All I can say is that my future husband better be ready to do some laundry. I’m talking 50/50. And when my future kiddies are old enough, they’ll be doing their own. Fo sho.

I give my mother serious, serious props for being such a laundry hound. She is on top of that shit like no one else I’ve ever met. The second I walk through the door, she’s pulling out my dirty clothes, popping them in the washing machine.


(Which begs the question - how old do we have to be before our mom’s stop doing our laundry? I know I am ridiculously lucky - Trissi is the exception, not the rule. But really? Hell no will I be hand-laundering my 26 year old’s fine washables. Hell no.)


Regardless, 95% of the time I am, unfortunately, responsible for washing my own things. After all, I am a “grownup”. Wamp wamp.

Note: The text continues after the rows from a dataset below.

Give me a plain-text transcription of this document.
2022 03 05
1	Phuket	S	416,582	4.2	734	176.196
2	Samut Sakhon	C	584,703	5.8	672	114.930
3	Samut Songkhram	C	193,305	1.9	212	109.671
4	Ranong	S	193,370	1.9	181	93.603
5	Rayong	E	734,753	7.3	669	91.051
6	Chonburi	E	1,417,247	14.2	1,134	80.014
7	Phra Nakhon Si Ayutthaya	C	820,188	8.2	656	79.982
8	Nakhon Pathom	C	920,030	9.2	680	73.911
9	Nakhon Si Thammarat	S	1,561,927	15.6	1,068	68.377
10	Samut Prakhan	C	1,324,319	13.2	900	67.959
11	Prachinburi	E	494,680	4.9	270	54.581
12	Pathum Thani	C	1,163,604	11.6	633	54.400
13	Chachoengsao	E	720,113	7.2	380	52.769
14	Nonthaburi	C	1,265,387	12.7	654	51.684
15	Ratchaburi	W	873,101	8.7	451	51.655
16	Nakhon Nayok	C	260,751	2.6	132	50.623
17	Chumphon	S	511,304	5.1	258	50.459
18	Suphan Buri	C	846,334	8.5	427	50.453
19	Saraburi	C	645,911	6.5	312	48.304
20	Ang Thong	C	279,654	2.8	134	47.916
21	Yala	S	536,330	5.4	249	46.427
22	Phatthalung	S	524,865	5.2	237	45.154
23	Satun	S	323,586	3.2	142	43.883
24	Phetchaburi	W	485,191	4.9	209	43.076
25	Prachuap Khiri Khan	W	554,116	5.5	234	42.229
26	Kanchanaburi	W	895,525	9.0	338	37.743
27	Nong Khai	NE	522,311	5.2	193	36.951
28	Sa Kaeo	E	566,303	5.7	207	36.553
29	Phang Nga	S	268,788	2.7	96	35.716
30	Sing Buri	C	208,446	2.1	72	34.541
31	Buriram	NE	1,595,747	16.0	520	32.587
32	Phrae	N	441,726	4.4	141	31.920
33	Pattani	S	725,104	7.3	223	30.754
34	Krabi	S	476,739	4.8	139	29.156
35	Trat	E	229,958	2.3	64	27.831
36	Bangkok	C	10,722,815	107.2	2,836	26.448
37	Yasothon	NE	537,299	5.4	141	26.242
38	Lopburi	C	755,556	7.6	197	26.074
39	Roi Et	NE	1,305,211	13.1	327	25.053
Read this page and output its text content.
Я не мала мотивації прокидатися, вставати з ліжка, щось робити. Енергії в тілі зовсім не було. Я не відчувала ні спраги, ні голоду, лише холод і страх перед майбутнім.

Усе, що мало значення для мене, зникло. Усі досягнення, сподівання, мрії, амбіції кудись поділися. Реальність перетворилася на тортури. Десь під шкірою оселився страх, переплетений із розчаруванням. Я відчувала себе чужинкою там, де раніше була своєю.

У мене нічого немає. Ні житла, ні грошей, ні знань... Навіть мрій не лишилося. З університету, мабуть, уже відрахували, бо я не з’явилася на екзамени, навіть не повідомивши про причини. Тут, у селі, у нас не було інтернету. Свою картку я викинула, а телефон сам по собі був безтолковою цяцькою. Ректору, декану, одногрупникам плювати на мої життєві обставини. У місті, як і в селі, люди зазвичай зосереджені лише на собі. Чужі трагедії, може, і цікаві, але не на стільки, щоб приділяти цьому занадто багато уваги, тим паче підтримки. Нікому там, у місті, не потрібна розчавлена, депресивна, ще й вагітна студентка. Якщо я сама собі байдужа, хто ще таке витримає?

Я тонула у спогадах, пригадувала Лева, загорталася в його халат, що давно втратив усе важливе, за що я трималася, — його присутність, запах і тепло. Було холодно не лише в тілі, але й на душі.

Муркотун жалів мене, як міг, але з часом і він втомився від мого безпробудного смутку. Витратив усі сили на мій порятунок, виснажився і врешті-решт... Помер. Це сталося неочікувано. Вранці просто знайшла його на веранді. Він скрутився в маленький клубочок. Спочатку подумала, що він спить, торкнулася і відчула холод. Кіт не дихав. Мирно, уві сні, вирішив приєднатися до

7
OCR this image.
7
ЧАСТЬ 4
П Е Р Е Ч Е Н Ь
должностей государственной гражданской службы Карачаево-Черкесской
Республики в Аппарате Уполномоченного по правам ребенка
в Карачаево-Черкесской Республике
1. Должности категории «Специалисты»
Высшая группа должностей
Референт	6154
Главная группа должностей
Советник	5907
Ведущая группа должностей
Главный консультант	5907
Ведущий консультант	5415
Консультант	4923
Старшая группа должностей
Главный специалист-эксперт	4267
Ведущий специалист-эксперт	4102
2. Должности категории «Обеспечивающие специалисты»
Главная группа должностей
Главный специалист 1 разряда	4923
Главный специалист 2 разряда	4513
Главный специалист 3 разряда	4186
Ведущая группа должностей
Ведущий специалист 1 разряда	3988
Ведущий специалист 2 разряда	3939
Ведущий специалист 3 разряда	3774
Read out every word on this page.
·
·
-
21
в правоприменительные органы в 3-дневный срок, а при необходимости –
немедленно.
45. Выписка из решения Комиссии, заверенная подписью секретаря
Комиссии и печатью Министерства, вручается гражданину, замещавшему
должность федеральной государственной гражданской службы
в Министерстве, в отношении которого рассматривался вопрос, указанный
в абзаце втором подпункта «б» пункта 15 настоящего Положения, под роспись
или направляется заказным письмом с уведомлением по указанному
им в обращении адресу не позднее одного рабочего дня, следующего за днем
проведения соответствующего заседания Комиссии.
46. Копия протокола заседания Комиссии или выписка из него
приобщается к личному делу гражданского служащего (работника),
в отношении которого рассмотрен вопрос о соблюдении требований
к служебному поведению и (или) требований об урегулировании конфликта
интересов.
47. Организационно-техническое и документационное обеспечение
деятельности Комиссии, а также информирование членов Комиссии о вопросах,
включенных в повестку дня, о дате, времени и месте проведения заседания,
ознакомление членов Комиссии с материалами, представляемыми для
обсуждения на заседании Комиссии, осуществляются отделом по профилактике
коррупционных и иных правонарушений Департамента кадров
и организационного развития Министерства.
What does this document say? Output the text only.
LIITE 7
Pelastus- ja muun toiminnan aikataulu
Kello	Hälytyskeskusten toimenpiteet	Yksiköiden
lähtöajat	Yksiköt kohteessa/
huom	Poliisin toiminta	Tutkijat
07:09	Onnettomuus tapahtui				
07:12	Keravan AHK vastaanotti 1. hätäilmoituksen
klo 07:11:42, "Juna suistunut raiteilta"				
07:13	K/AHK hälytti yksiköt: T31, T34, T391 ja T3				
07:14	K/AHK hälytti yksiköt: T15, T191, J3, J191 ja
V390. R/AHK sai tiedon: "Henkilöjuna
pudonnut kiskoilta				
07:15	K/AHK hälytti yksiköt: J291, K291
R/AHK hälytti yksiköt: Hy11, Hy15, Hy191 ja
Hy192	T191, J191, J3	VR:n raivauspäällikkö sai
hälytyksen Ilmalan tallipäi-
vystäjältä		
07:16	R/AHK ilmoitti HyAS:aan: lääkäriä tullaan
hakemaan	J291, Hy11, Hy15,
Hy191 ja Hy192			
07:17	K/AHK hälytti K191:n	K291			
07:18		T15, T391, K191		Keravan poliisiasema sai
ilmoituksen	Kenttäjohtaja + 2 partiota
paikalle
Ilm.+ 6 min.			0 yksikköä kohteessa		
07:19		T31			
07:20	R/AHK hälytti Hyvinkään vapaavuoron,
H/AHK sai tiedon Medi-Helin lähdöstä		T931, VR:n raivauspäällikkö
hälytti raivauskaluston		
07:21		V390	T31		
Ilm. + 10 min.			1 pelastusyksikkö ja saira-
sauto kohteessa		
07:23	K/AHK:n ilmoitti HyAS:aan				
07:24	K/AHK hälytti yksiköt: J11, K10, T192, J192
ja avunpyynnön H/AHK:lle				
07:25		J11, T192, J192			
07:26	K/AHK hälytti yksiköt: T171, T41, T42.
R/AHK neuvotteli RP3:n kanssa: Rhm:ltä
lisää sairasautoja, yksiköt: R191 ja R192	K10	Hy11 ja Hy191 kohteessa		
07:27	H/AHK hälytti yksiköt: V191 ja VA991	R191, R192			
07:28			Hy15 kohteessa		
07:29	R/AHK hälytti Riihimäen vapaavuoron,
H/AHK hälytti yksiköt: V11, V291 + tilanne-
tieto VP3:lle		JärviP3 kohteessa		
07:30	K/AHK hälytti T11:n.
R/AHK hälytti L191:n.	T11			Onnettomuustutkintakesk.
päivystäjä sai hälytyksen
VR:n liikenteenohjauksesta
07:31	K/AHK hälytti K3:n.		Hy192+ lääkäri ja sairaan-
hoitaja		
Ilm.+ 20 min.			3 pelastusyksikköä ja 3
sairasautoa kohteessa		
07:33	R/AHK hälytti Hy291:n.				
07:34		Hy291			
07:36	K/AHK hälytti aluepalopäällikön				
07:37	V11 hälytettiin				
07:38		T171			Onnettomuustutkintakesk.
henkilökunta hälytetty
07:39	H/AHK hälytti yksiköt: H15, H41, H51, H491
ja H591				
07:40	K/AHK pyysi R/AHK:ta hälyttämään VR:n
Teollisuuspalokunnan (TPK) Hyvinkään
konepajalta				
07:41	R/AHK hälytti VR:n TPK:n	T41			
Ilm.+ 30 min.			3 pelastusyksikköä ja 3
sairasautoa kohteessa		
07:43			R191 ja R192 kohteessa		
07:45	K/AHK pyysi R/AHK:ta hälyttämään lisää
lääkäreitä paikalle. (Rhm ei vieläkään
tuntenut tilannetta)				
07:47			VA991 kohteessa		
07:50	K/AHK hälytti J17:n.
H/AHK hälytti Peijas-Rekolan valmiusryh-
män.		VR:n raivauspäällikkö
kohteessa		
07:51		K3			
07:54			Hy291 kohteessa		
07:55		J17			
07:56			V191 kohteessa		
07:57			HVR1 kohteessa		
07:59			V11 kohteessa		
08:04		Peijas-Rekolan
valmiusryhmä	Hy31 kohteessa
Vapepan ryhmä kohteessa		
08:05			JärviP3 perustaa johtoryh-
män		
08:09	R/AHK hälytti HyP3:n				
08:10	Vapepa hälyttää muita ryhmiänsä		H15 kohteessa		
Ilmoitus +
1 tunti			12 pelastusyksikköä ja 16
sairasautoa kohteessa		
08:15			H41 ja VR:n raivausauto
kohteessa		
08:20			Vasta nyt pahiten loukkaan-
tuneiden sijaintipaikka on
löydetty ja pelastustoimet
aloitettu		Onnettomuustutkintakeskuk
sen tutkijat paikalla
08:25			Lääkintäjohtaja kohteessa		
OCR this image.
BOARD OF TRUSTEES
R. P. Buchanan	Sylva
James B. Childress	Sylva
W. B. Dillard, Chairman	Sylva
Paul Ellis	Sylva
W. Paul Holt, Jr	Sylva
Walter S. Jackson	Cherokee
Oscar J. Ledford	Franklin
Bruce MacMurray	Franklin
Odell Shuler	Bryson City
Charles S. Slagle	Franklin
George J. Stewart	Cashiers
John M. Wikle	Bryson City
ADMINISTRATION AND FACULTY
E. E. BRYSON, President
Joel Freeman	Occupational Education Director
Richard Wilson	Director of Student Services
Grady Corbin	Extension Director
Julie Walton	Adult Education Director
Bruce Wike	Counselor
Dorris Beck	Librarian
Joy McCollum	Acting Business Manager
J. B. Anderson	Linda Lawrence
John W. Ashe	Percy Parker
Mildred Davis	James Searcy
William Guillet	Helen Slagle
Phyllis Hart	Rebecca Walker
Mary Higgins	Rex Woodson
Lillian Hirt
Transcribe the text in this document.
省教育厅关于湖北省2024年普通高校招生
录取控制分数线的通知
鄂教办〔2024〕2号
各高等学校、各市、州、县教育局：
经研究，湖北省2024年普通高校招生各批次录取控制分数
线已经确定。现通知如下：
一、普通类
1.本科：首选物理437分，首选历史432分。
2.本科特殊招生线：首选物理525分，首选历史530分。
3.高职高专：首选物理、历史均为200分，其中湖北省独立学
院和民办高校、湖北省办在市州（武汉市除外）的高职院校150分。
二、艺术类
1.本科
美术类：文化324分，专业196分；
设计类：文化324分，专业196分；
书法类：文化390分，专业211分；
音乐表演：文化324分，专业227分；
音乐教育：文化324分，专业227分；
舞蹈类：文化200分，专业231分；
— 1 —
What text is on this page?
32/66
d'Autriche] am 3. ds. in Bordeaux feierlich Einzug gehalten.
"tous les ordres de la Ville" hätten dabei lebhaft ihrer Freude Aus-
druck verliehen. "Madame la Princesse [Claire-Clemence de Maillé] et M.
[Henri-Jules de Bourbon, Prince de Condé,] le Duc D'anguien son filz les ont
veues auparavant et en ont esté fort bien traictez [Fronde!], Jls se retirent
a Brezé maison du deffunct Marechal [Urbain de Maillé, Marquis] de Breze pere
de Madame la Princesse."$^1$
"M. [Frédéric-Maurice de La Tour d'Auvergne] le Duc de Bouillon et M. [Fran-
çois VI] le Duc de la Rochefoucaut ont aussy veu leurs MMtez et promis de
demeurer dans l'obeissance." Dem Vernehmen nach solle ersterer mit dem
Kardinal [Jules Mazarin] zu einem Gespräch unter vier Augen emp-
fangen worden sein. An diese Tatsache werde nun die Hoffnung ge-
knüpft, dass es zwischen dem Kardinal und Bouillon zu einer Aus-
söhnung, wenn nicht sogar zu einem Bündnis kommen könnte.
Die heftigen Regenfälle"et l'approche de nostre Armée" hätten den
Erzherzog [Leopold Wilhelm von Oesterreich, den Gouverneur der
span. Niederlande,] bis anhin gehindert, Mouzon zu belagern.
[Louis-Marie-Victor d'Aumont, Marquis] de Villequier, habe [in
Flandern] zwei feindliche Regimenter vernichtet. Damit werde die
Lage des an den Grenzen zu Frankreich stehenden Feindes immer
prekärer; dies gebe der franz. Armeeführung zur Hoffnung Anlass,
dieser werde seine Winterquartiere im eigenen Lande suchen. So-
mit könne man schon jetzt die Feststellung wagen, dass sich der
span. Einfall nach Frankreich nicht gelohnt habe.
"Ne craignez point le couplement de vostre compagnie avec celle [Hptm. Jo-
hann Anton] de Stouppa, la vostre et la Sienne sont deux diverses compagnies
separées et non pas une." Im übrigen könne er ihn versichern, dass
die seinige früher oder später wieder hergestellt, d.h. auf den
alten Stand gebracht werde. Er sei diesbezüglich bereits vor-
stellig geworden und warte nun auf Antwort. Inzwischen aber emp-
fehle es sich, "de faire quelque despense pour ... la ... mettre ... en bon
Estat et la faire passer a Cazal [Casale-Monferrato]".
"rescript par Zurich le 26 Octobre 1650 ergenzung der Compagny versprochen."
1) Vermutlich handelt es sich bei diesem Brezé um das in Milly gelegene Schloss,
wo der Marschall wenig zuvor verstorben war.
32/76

There are fewer things in life more aggravating than doing laundry. Especially when communal machines involved.
(People - be punctual when switching your loads or picking them up. Never know what someone might do to your newly “clean” clothes.)

I have been über lucky in NYC - both apartments I’ve occupied have had laundry on-site (believe it or not, that’s fairly rare). And even though I don’t have to lug my dirty clothes and linens a few blocks to the laundromat, hauling them up and down four flights of stairs blows.


Why can’t clothes, like diapers, be disposable? I suppose that would be quite wasteful. But do we not waste water with our incessant washing?


Dirty garments are so unbelievably inconvenient. You have to stow them somewhere. And when you live in a rabbit hutch, that somewhere is tricky to pick (after much contemplation, I hung a laundry bag on my bathroom door).


Then there’s the detergent, the fabric softener, the bleach, the dryer sheets, the stain sticks. It’s all positively shelf-consuming!


Ugh, and the quarters - the quarters. Who knew those little 25-cent George Washington’s would ever be considered gems - GEMS! Perfectly round chunks of glistening gold. Seriously, gold. No quarters, no clean clothes!


Laundry is one hell of a time-consuming commitment. And, in my case, one that is also anxiety-inducing (surprise, surprise). If I make up my mind to do a few loads, it’s a race against the clock.


I dash around my apartment like a madwoman, grabbing towels and stray socks and dirty-clean jeans. Inevitably I end up forgetting a dishtowel or a dress I wanted to wash. So annoying.


Then I run down the stairs, my twenty pound Santa sack of soiled things pulling me onward to the laundry room.
Ideally I do two or three loads at a time. Which means I occupy half to ¾ of the machines. Does this make me feel guilty? Of course not. Sure, there was that one instance where a magnanimous monsieur offered up two washers to me, saying it was only “Fair” - what a nice dummy. (He was foreign.) Would I do that? Absolutely not.


There are just so many horrendific things when it comes to the laundry routine. The separating of clothes into darks and lights (or, in some really awful circumstances, the lack thereof), towels and sheets, cold wash, warm wash, hot wash, permanent press, gentle cycle.


And those are just the old school machines I’m talking about - these new age spaceship washers and dryers are nuts. FAR too many options for anyone’s own good.
Then there’s the weeding out of clothes that can be machine-dried from those that need to be hung on a rack. And let me tell you, my drying rack don’t fit too well in my hutch. Sometimes if I have company, that shit’s gotta go in the bathtub (and no, not so it’s more aesthetically pleasing - because otherwise there wouldn’t be room to move).


Omg and the folding! Unfortunately an atrociously crippling case of obsessive compulsive disorder consumes me when it comes to folding.

Must. Be. Perfect. Or. Else.

The only pro of doing laundry is that first night between those clean, crisp, scrumptious smelling sheets.
I’ll leave you with a parting piece of advisory etiquette: Empty that lint tray. Or else.